Fecho o computador, como um ato de rebeldia, de tentativa de libertação, apago as luzes, todas aquelas que estão acesas para fingir que há mais alguém na casa. Digo boa noite, ninguém responde. Desligo a TV que me fazia companhia e vou dormir... Não sem antes olhar o celular e imaginar que alguém possa se importar e mandar um sms.    

terça-feira, 22 de maio de 2012

Diálogo Interno

Pero no pudo sentir auténtica melancolía, porque toda la melancolía se la había llevado el Otro Yo. - Mario Benedetti 



Para o 9o ano do Colégio São Domingos
- Acorda, acorda...

- Outra vez você

- Ainda não resolvemos as nossas diferenças...

- E nunca vamos resolvê-las

- Como assim nunca, devemos sempre buscar nosso equilíbrio, agradar a todos, ser querida por todos.

- Ridículo... Ninguém consegue isso. Sério mesmo que você tem isso como objetivo de vida?

- E por que não? A harmonia, a relação fraterna com o outro, a...

- A vida morna, a fuga dos conflitos, a necessidade de sentir-se aprovada pelos outros, de atender às expectativas alheias.

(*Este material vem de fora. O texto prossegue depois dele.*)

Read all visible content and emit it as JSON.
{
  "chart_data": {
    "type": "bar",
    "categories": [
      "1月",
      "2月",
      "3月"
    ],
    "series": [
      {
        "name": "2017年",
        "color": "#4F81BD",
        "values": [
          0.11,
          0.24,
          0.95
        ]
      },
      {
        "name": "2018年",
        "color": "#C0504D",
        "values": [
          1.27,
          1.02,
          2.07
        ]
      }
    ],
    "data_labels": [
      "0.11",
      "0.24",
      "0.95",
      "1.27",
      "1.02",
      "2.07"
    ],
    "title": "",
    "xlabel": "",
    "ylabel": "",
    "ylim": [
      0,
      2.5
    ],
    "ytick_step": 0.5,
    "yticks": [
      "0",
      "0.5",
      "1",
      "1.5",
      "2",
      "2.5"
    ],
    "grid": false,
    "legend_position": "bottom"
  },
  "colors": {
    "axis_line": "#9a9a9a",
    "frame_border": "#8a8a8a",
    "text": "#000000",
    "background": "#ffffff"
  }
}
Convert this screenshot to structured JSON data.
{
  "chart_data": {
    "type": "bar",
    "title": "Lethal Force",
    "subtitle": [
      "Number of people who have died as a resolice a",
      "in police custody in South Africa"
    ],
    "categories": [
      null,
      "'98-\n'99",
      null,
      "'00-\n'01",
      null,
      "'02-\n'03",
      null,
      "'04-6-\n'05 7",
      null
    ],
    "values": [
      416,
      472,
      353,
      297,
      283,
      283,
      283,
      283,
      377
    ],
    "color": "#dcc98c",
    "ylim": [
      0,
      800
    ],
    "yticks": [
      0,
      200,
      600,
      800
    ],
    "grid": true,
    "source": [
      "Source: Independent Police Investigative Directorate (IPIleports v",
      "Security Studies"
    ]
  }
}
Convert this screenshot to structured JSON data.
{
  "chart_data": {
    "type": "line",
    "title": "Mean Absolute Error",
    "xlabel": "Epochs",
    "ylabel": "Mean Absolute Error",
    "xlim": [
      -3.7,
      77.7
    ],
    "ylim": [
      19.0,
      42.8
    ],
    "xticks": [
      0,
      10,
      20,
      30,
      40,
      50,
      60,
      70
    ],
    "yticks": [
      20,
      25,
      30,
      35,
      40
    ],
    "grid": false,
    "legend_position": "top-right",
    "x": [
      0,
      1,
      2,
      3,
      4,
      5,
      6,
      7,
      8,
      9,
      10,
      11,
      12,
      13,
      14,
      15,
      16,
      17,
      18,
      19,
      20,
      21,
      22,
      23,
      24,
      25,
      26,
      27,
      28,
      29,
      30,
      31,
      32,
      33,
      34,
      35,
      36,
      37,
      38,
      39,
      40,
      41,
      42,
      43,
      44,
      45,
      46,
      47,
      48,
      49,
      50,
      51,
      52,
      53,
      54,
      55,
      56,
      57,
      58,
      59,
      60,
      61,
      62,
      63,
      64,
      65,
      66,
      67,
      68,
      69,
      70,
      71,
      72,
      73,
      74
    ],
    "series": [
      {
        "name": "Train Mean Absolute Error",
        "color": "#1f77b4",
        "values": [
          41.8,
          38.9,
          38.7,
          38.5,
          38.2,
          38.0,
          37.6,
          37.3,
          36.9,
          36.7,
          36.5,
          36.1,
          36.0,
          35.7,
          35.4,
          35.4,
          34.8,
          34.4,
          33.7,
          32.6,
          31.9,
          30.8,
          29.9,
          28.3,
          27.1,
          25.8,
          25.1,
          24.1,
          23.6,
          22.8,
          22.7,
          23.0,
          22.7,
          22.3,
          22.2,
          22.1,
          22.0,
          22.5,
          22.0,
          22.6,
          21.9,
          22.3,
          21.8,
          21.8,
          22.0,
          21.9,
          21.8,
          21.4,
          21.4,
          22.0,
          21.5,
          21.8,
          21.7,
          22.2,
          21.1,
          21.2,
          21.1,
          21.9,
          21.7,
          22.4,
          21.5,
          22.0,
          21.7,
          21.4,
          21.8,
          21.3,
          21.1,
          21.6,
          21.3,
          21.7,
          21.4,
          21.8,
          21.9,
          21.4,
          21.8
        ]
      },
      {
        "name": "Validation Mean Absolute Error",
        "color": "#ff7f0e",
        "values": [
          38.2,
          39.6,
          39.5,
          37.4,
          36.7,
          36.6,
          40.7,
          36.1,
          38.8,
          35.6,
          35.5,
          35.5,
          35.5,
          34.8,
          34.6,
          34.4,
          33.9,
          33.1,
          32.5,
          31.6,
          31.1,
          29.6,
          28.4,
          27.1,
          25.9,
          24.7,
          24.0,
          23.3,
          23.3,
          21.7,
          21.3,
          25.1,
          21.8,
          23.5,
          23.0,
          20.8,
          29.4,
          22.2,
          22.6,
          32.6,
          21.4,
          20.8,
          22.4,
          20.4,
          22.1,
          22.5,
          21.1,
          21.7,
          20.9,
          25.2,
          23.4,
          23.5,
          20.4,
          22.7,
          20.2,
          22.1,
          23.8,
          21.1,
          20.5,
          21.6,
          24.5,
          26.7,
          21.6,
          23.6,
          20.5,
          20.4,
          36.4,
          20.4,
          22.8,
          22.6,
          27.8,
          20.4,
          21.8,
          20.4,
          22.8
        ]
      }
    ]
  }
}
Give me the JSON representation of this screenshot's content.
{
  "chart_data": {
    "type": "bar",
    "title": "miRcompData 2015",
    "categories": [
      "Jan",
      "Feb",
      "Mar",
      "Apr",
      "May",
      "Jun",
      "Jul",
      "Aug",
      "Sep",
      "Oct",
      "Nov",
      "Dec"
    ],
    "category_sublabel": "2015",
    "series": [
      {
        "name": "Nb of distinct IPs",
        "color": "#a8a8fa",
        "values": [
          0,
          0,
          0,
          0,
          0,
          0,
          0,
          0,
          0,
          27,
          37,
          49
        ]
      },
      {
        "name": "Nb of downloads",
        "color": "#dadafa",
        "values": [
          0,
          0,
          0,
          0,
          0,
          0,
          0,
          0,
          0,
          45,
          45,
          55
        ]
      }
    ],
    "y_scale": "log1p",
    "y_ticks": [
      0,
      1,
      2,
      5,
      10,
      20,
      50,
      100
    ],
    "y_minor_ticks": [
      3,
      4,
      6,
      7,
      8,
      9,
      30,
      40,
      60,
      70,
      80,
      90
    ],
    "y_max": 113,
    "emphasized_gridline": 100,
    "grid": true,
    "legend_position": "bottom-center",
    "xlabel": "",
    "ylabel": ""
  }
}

- Como você é exagerada! Não é isso, é apenas pensar no outro, cuidar dos sentimentos e não deixar que ninguém a sua volta se magoe, se machuque...

- Mas, e eu? E o que eu sinto? E quem vai cuidar dos meus sentimentos, das minhas emoções?

- Mas quando se tem uma vida morna as emoções individuais também passam a ser mínimas. Quase não terá tempo para elas, cuidar do mundo demanda tempo...

- Não leve a mal, não é que eu não pense no outro, ou não queira cuidar do mundo, mas será que eu posso escolher simplesmente senti-lo? Fazer parte dele? Intensamente?

- Mas aí surge o risco de se machucar, e se machucando você perde a força, e surge o risco de se descontrolar, de não conseguir lidar com as incertezas do mundo...

- E sofrerei

- Sofrerá

- E chorarei

- Chorará

- E doerá

- Absurdamente

- E não terei tido uma vida morna, não terei passado, terei experimentado as dores e as delícias do mundo...

- Mas a que preço...

- É... o preço... a angústia... a incerteza...

- A solidão

- A possível solidão... Mas essa pode acontecer estando ou não acompanhada.

- ...

- Ande, volte para a cama, deite-se, volte a dormir que por enquanto sou eu quem se mostra, você já esteve em evidência tempo demais...

- É, até você cansar de se machucar

- Não, meu bem, até eu cansar de viver!